Fortunately, NONE of these changes will affect your current Home Loan, but they may impact on any possible future borrowings that you may be considering.

So, if any of the following scenarios may apply to you, then please call me to discuss your financing options before you take any action:

1/ If you want to sell your current property and purchase elsewhere. It is particularly important that you do not sell your current property without being aware of what your financing options are with respect to purchasing a replacement property. You may find that you no longer have any options under a Low Doc scenario.

2/ If you want to increase your existing Loan.

3/ If you want to refinance your existing Loan.

4/ If you want to buy another Investment property”

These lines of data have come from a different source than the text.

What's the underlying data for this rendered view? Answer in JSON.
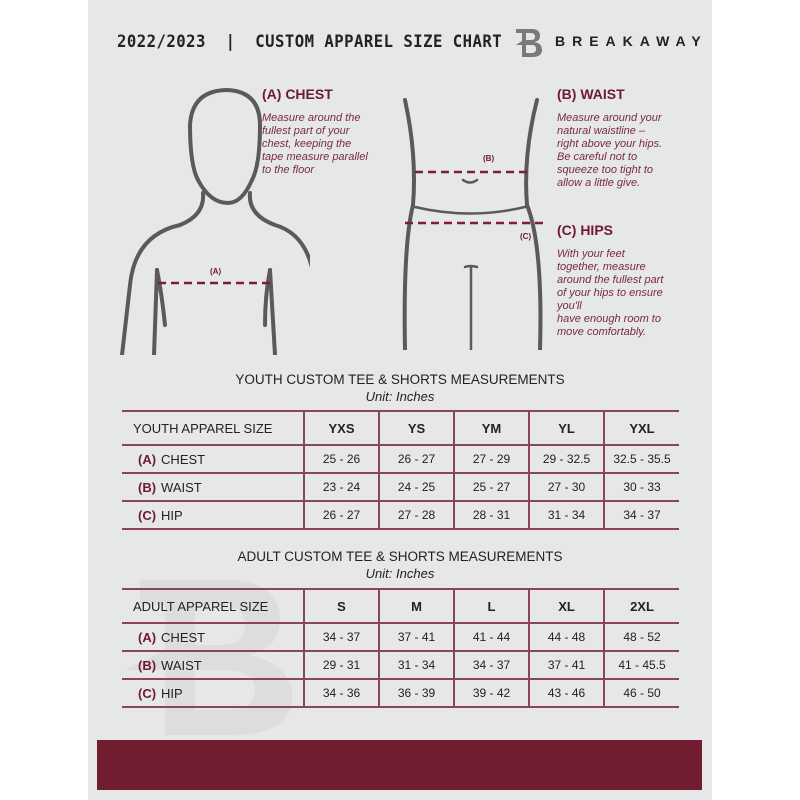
{
  "header": {
    "title": "2022/2023  |  CUSTOM APPAREL SIZE CHART",
    "brand": "BREAKAWAY",
    "logo_letter": "B"
  },
  "colors": {
    "accent": "#721c30",
    "panel": "#e6e7e8"
  },
  "guide": {
    "chest": {
      "heading": "(A) CHEST",
      "text": "Measure around the\nfullest part of your\nchest, keeping the\ntape measure parallel\nto the floor",
      "marker": "(A)"
    },
    "waist": {
      "heading": "(B) WAIST",
      "text": "Measure around your\nnatural waistline –\nright above your hips.\nBe careful not to\nsqueeze too tight to\nallow a little give.",
      "marker": "(B)"
    },
    "hips": {
      "heading": "(C) HIPS",
      "text": "With your feet\ntogether, measure\naround the fullest part\nof your hips to ensure\nyou'll\nhave enough room to\nmove comfortably.",
      "marker": "(C)"
    }
  },
  "youth": {
    "title": "YOUTH CUSTOM TEE & SHORTS MEASUREMENTS",
    "unit": "Unit: Inches",
    "header_label": "YOUTH APPAREL SIZE",
    "sizes": [
      "YXS",
      "YS",
      "YM",
      "YL",
      "YXL"
    ],
    "rows": [
      {
        "code": "(A)",
        "name": "CHEST",
        "values": [
          "25 - 26",
          "26 - 27",
          "27 - 29",
          "29 - 32.5",
          "32.5 - 35.5"
        ]
      },
      {
        "code": "(B)",
        "name": "WAIST",
        "values": [
          "23 - 24",
          "24 - 25",
          "25 - 27",
          "27 - 30",
          "30 - 33"
        ]
      },
      {
        "code": "(C)",
        "name": "HIP",
        "values": [
          "26 - 27",
          "27 - 28",
          "28 - 31",
          "31 - 34",
          "34 - 37"
        ]
      }
    ]
  },
  "adult": {
    "title": "ADULT CUSTOM TEE & SHORTS MEASUREMENTS",
    "unit": "Unit: Inches",
    "header_label": "ADULT APPAREL SIZE",
    "sizes": [
      "S",
      "M",
      "L",
      "XL",
      "2XL"
    ],
    "rows": [
      {
        "code": "(A)",
        "name": "CHEST",
        "values": [
          "34 - 37",
          "37 - 41",
          "41 - 44",
          "44 - 48",
          "48 - 52"
        ]
      },
      {
        "code": "(B)",
        "name": "WAIST",
        "values": [
          "29 - 31",
          "31 - 34",
          "34 - 37",
          "37 - 41",
          "41 - 45.5"
        ]
      },
      {
        "code": "(C)",
        "name": "HIP",
        "values": [
          "34 - 36",
          "36 - 39",
          "39 - 42",
          "43 - 46",
          "46 - 50"
        ]
      }
    ]
  }
}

I personally think we are returning to the nasty old days like in the 70′s, this means less people able to get loans and a stagnant property sector. I hope I am wrong. Take a look at interest rates in the 70′s, they are high, but not that bad. People just could not get a loan and banks were stupidly tough with lending. However the bankers of that day did not enjoy the extreme bonuses of their counterparts today, so I am guessing the rouges of Martin Place and Collins Street will find a way to gain from others misery.

Now, may just be the time to fix some of your loans for a year or two.